Les Pennes-Mirabeau (13)

D’où sortent tous ces bénéfices ?

Brève
19/07/2016

En occupant le lundi 11 juillet les confortables locaux de la direction à la Duranne, les grévistes du centre de tri des déchets des Pennes-Mirabeau ont finalement obtenu satisfaction.

Dans ces locaux climatisés ils ont pu décrire leurs conditions de travail, la saleté, les cadences et les accidents. Ainsi, lors du tri une fusée de détresse a brûlé au deuxième degré une ouvrière et lui a fait perdre l’audition d’une oreille ; les aiguilles des seringues sont légion et les bidon d’acide fréquents. Quant au tapis de tri son accélération permanente épuisait les travailleurs.

Pour faire entendre tout cela il a fallu un mois de grève face au groupe Suez environnement qui affichait en 2015 un bénéfice de 408 millions d’euros.

La plupart des revendications sur les sanitaires, le temps d’habillage, les pauses et les cadences ont été accordées, ainsi qu’une prime. Et ce n’est là, que la restitution d’une petite partie de tout le travail non payé aux ouvriers. Reste à ce que les patrons de Suez mettent effectivement leurs promesses en oeuvre.

Marseille

Les casseurs de l' hôpital...

Brève
09/07/2016

Deux cents agents ont envahi la direction générale des hôpitaux le vendredi 17 juin : ils protestaient contre la suppression d’une prime et la dégradation due à une constante diminution du personnel.

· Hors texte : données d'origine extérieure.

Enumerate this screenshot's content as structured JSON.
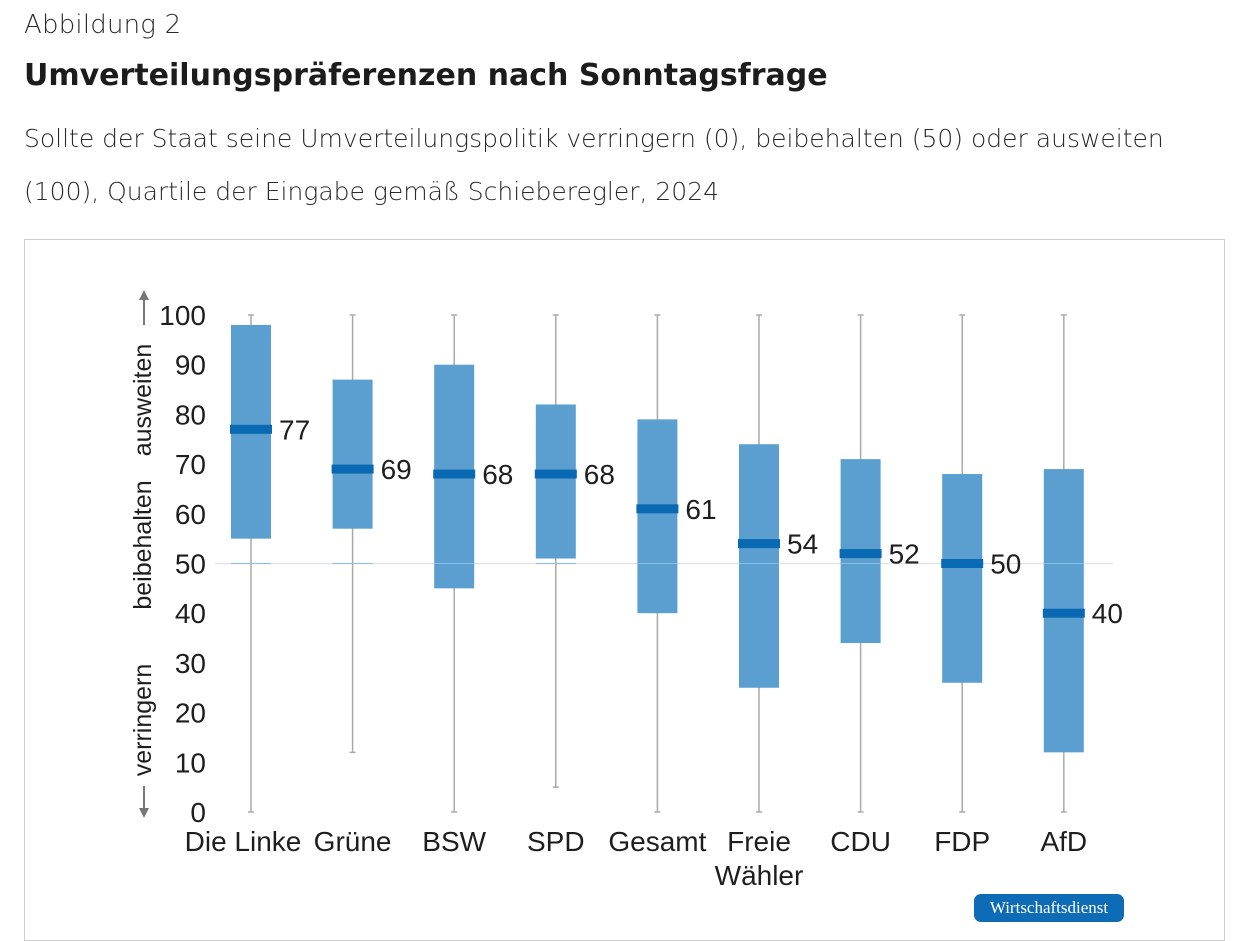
{
  "header": {
    "figure_label": "Abbildung 2",
    "title": "Umverteilungspräferenzen nach Sonntagsfrage",
    "subtitle": "Sollte der Staat seine Umverteilungspolitik verringern (0), beibehalten (50) oder ausweiten (100), Quartile der Eingabe gemäß Schieberegler, 2024"
  },
  "badge": {
    "label": "Wirtschaftsdienst",
    "color": "#0e6bb5"
  },
  "colors": {
    "box": "#5b9fd1",
    "median": "#0a69b3",
    "whisker": "#aaaaaa",
    "gridline": "#e3e3e3"
  },
  "chart_data": {
    "type": "boxplot",
    "title": "Umverteilungspräferenzen nach Sonntagsfrage",
    "ylim": [
      0,
      100
    ],
    "yticks": [
      0,
      10,
      20,
      30,
      40,
      50,
      60,
      70,
      80,
      90,
      100
    ],
    "reference_line": 50,
    "ylabel_segments": [
      {
        "text": "verringern",
        "direction": "down"
      },
      {
        "text": "beibehalten",
        "direction": "none"
      },
      {
        "text": "ausweiten",
        "direction": "up"
      }
    ],
    "categories": [
      {
        "label": [
          "Die Linke"
        ],
        "min": 0,
        "q1": 55,
        "median": 77,
        "q3": 98,
        "max": 100
      },
      {
        "label": [
          "Grüne"
        ],
        "min": 12,
        "q1": 57,
        "median": 69,
        "q3": 87,
        "max": 100
      },
      {
        "label": [
          "BSW"
        ],
        "min": 0,
        "q1": 45,
        "median": 68,
        "q3": 90,
        "max": 100
      },
      {
        "label": [
          "SPD"
        ],
        "min": 5,
        "q1": 51,
        "median": 68,
        "q3": 82,
        "max": 100
      },
      {
        "label": [
          "Gesamt"
        ],
        "min": 0,
        "q1": 40,
        "median": 61,
        "q3": 79,
        "max": 100
      },
      {
        "label": [
          "Freie",
          "Wähler"
        ],
        "min": 0,
        "q1": 25,
        "median": 54,
        "q3": 74,
        "max": 100
      },
      {
        "label": [
          "CDU"
        ],
        "min": 0,
        "q1": 34,
        "median": 52,
        "q3": 71,
        "max": 100
      },
      {
        "label": [
          "FDP"
        ],
        "min": 0,
        "q1": 26,
        "median": 50,
        "q3": 68,
        "max": 100
      },
      {
        "label": [
          "AfD"
        ],
        "min": 0,
        "q1": 12,
        "median": 40,
        "q3": 69,
        "max": 100
      }
    ]
  }
}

Cette manifestation contre les casseurs des hôpitaux a pris tout son sens lorsqu’un agent s’est écrié : “je ne veux pas travailler pour rembourser les banquiers.”

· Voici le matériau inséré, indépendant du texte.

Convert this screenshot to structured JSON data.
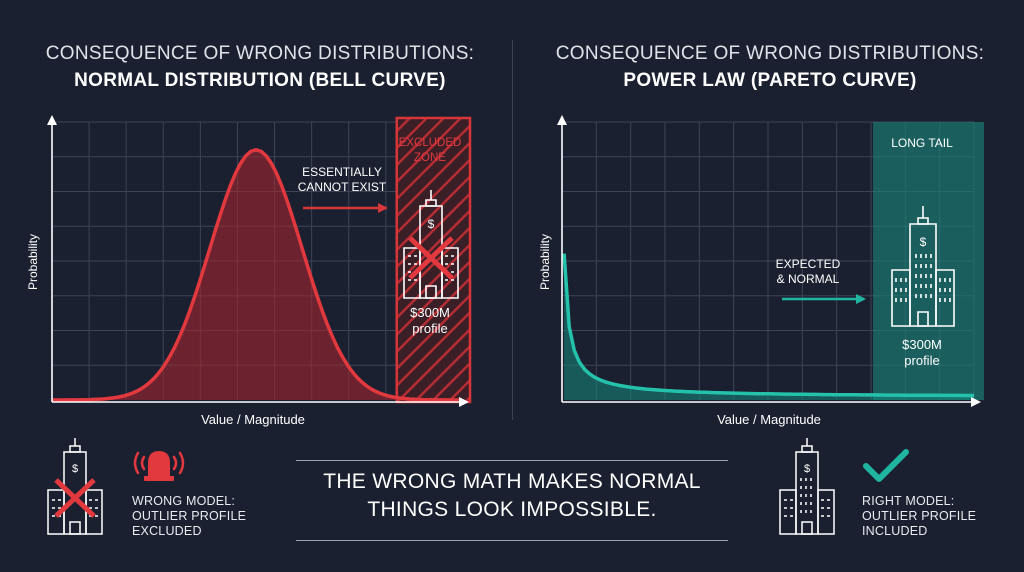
{
  "left": {
    "title_line1": "CONSEQUENCE OF WRONG DISTRIBUTIONS:",
    "title_line2": "NORMAL DISTRIBUTION (BELL CURVE)",
    "ylabel": "Probability",
    "xlabel": "Value / Magnitude",
    "zone_label_line1": "EXCLUDED",
    "zone_label_line2": "ZONE",
    "annotation_line1": "ESSENTIALLY",
    "annotation_line2": "CANNOT EXIST",
    "profile_line1": "$300M",
    "profile_line2": "profile",
    "color": "#d6353a"
  },
  "right": {
    "title_line1": "CONSEQUENCE OF WRONG DISTRIBUTIONS:",
    "title_line2": "POWER LAW (PARETO CURVE)",
    "ylabel": "Probability",
    "xlabel": "Value / Magnitude",
    "zone_label": "LONG TAIL",
    "annotation_line1": "EXPECTED",
    "annotation_line2": "& NORMAL",
    "profile_line1": "$300M",
    "profile_line2": "profile",
    "color": "#1fb5a0"
  },
  "bottom": {
    "message_line1": "THE WRONG MATH MAKES NORMAL",
    "message_line2": "THINGS LOOK IMPOSSIBLE.",
    "left_model_line1": "WRONG MODEL:",
    "left_model_line2": "OUTLIER PROFILE",
    "left_model_line3": "EXCLUDED",
    "right_model_line1": "RIGHT MODEL:",
    "right_model_line2": "OUTLIER PROFILE",
    "right_model_line3": "INCLUDED",
    "icons": [
      "building-crossed-icon",
      "alarm-icon",
      "building-icon",
      "checkmark-icon"
    ]
  },
  "chart_data": [
    {
      "type": "area",
      "title": "CONSEQUENCE OF WRONG DISTRIBUTIONS: NORMAL DISTRIBUTION (BELL CURVE)",
      "xlabel": "Value / Magnitude",
      "ylabel": "Probability",
      "xlim": [
        0,
        10
      ],
      "ylim": [
        0,
        1
      ],
      "grid": true,
      "series": [
        {
          "function": "normal",
          "mean": 5.0,
          "sd": 1.13,
          "peak": 0.9,
          "points": 80
        }
      ],
      "shaded_region": {
        "x": [
          8.45,
          10
        ]
      },
      "annotations": [
        "ESSENTIALLY CANNOT EXIST",
        "EXCLUDED ZONE",
        "$300M profile"
      ]
    },
    {
      "type": "area",
      "title": "CONSEQUENCE OF WRONG DISTRIBUTIONS: POWER LAW (PARETO CURVE)",
      "xlabel": "Value / Magnitude",
      "ylabel": "Probability",
      "xlim": [
        0,
        10
      ],
      "ylim": [
        0,
        1
      ],
      "grid": true,
      "series": [
        {
          "function": "power",
          "a": 0.062,
          "b": 0.07,
          "c": 0.01,
          "x_start": 0.05,
          "points": 80
        }
      ],
      "shaded_region": {
        "x": [
          7.55,
          10
        ]
      },
      "annotations": [
        "EXPECTED & NORMAL",
        "LONG TAIL",
        "$300M profile"
      ]
    }
  ]
}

Et en effet ce sont les banquiers, les intérêts qu’ils exigent et la dette qui plombe les hôpitaux. Alors, ces casseurs, qui va se charger de les mettre hors d’état de nuire ?

Les travailleurs, pardi !

Les Pennes-Mirabeau (Bouches-du-Rhône)

Gagner sa vie, pas la pourrir !

Brève
28/06/2016

La police a pour la troisième fois évacué les grévistes de la décharge des Pennes-Mirabeau le 27 juin au matin.

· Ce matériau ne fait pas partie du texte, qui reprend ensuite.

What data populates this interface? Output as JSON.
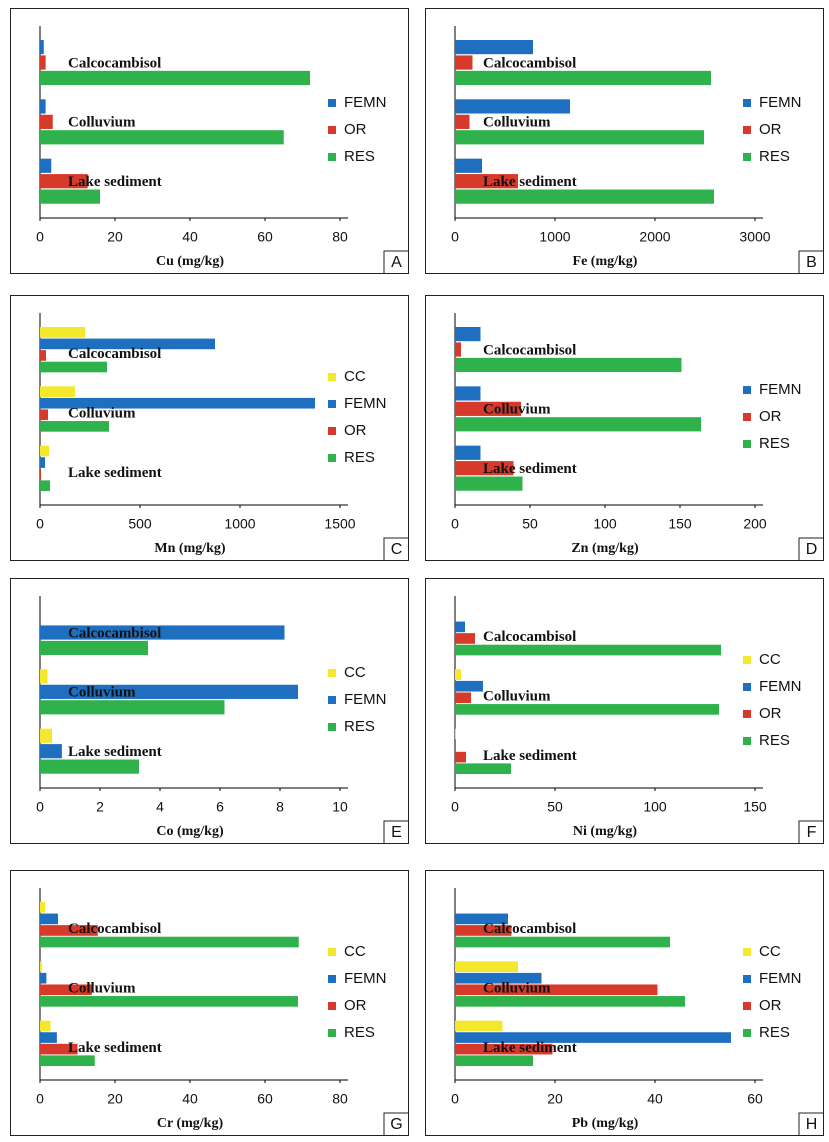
{
  "chart_data": [
    {
      "type": "bar",
      "orientation": "horizontal",
      "label": "A",
      "xlabel": "Cu (mg/kg)",
      "legend": "right",
      "categories": [
        "Calcocambisol",
        "Colluvium",
        "Lake sediment"
      ],
      "series": [
        {
          "name": "FEMN",
          "color": "#1f6fc1",
          "values": [
            1,
            1.5,
            3
          ]
        },
        {
          "name": "OR",
          "color": "#d7392a",
          "values": [
            1.5,
            3.4,
            12.7
          ]
        },
        {
          "name": "RES",
          "color": "#2fb24b",
          "values": [
            72,
            65,
            16
          ]
        }
      ],
      "xlim": [
        0,
        80
      ],
      "xticks": [
        0,
        20,
        40,
        60,
        80
      ]
    },
    {
      "type": "bar",
      "orientation": "horizontal",
      "label": "B",
      "xlabel": "Fe (mg/kg)",
      "legend": "right",
      "categories": [
        "Calcocambisol",
        "Colluvium",
        "Lake sediment"
      ],
      "series": [
        {
          "name": "FEMN",
          "color": "#1f6fc1",
          "values": [
            780,
            1150,
            270
          ]
        },
        {
          "name": "OR",
          "color": "#d7392a",
          "values": [
            175,
            145,
            630
          ]
        },
        {
          "name": "RES",
          "color": "#2fb24b",
          "values": [
            2560,
            2490,
            2590
          ]
        }
      ],
      "xlim": [
        0,
        3000
      ],
      "xticks": [
        0,
        1000,
        2000,
        3000
      ]
    },
    {
      "type": "bar",
      "orientation": "horizontal",
      "label": "C",
      "xlabel": "Mn (mg/kg)",
      "legend": "right",
      "categories": [
        "Calcocambisol",
        "Colluvium",
        "Lake sediment"
      ],
      "series": [
        {
          "name": "CC",
          "color": "#f4e82c",
          "values": [
            225,
            175,
            45
          ]
        },
        {
          "name": "FEMN",
          "color": "#1f6fc1",
          "values": [
            875,
            1375,
            25
          ]
        },
        {
          "name": "OR",
          "color": "#d7392a",
          "values": [
            30,
            40,
            5
          ]
        },
        {
          "name": "RES",
          "color": "#2fb24b",
          "values": [
            335,
            345,
            50
          ]
        }
      ],
      "xlim": [
        0,
        1500
      ],
      "xticks": [
        0,
        500,
        1000,
        1500
      ]
    },
    {
      "type": "bar",
      "orientation": "horizontal",
      "label": "D",
      "xlabel": "Zn (mg/kg)",
      "legend": "right",
      "categories": [
        "Calcocambisol",
        "Colluvium",
        "Lake sediment"
      ],
      "series": [
        {
          "name": "FEMN",
          "color": "#1f6fc1",
          "values": [
            17,
            17,
            17
          ]
        },
        {
          "name": "OR",
          "color": "#d7392a",
          "values": [
            4,
            44,
            39
          ]
        },
        {
          "name": "RES",
          "color": "#2fb24b",
          "values": [
            151,
            164,
            45
          ]
        }
      ],
      "xlim": [
        0,
        200
      ],
      "xticks": [
        0,
        50,
        100,
        150,
        200
      ]
    },
    {
      "type": "bar",
      "orientation": "horizontal",
      "label": "E",
      "xlabel": "Co (mg/kg)",
      "legend": "right",
      "categories": [
        "Calcocambisol",
        "Colluvium",
        "Lake sediment"
      ],
      "series": [
        {
          "name": "CC",
          "color": "#f4e82c",
          "values": [
            0,
            0.25,
            0.4
          ]
        },
        {
          "name": "FEMN",
          "color": "#1f6fc1",
          "values": [
            8.15,
            8.6,
            0.73
          ]
        },
        {
          "name": "RES",
          "color": "#2fb24b",
          "values": [
            3.6,
            6.15,
            3.3
          ]
        }
      ],
      "xlim": [
        0,
        10
      ],
      "xticks": [
        0,
        2,
        4,
        6,
        8,
        10
      ]
    },
    {
      "type": "bar",
      "orientation": "horizontal",
      "label": "F",
      "xlabel": "Ni (mg/kg)",
      "legend": "right",
      "categories": [
        "Calcocambisol",
        "Colluvium",
        "Lake sediment"
      ],
      "series": [
        {
          "name": "CC",
          "color": "#f4e82c",
          "values": [
            0,
            3,
            0.5
          ]
        },
        {
          "name": "FEMN",
          "color": "#1f6fc1",
          "values": [
            5,
            14,
            0
          ]
        },
        {
          "name": "OR",
          "color": "#d7392a",
          "values": [
            10,
            8,
            5.5
          ]
        },
        {
          "name": "RES",
          "color": "#2fb24b",
          "values": [
            133,
            132,
            28
          ]
        }
      ],
      "xlim": [
        0,
        150
      ],
      "xticks": [
        0,
        50,
        100,
        150
      ]
    },
    {
      "type": "bar",
      "orientation": "horizontal",
      "label": "G",
      "xlabel": "Cr (mg/kg)",
      "legend": "right",
      "categories": [
        "Calcocambisol",
        "Colluvium",
        "Lake sediment"
      ],
      "series": [
        {
          "name": "CC",
          "color": "#f4e82c",
          "values": [
            1.4,
            0.5,
            2.8
          ]
        },
        {
          "name": "FEMN",
          "color": "#1f6fc1",
          "values": [
            4.8,
            1.7,
            4.5
          ]
        },
        {
          "name": "OR",
          "color": "#d7392a",
          "values": [
            15.4,
            13.8,
            10
          ]
        },
        {
          "name": "RES",
          "color": "#2fb24b",
          "values": [
            69,
            68.8,
            14.6
          ]
        }
      ],
      "xlim": [
        0,
        80
      ],
      "xticks": [
        0,
        20,
        40,
        60,
        80
      ]
    },
    {
      "type": "bar",
      "orientation": "horizontal",
      "label": "H",
      "xlabel": "Pb (mg/kg)",
      "legend": "right",
      "categories": [
        "Calcocambisol",
        "Colluvium",
        "Lake sediment"
      ],
      "series": [
        {
          "name": "CC",
          "color": "#f4e82c",
          "values": [
            0,
            12.6,
            9.5
          ]
        },
        {
          "name": "FEMN",
          "color": "#1f6fc1",
          "values": [
            10.6,
            17.3,
            55.2
          ]
        },
        {
          "name": "OR",
          "color": "#d7392a",
          "values": [
            11.3,
            40.5,
            19.5
          ]
        },
        {
          "name": "RES",
          "color": "#2fb24b",
          "values": [
            43,
            46,
            15.6
          ]
        }
      ],
      "xlim": [
        0,
        60
      ],
      "xticks": [
        0,
        20,
        40,
        60
      ]
    }
  ]
}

Les raisons de la grève : une hygiène déplorable et des conditions de travail indignes.

Des travailleurs brûlés par de l’acide indûment mis à la décharge ou d’autres piqués par des seringues ramassées avec le tout venant, c’est le lot des travailleurs de cette déchetterie avec en plus des sanitaires répugnants et un temps de lavage et de rhabillage pas du tout pris en compte...

Près de dix accident du travail ont été enregistrés ces derniers mois. L’inspection du travail a donné raison aux salariés pour la totalité de leur revendications concernant l’hygiène mais la direction ne veut pas en tenir compte.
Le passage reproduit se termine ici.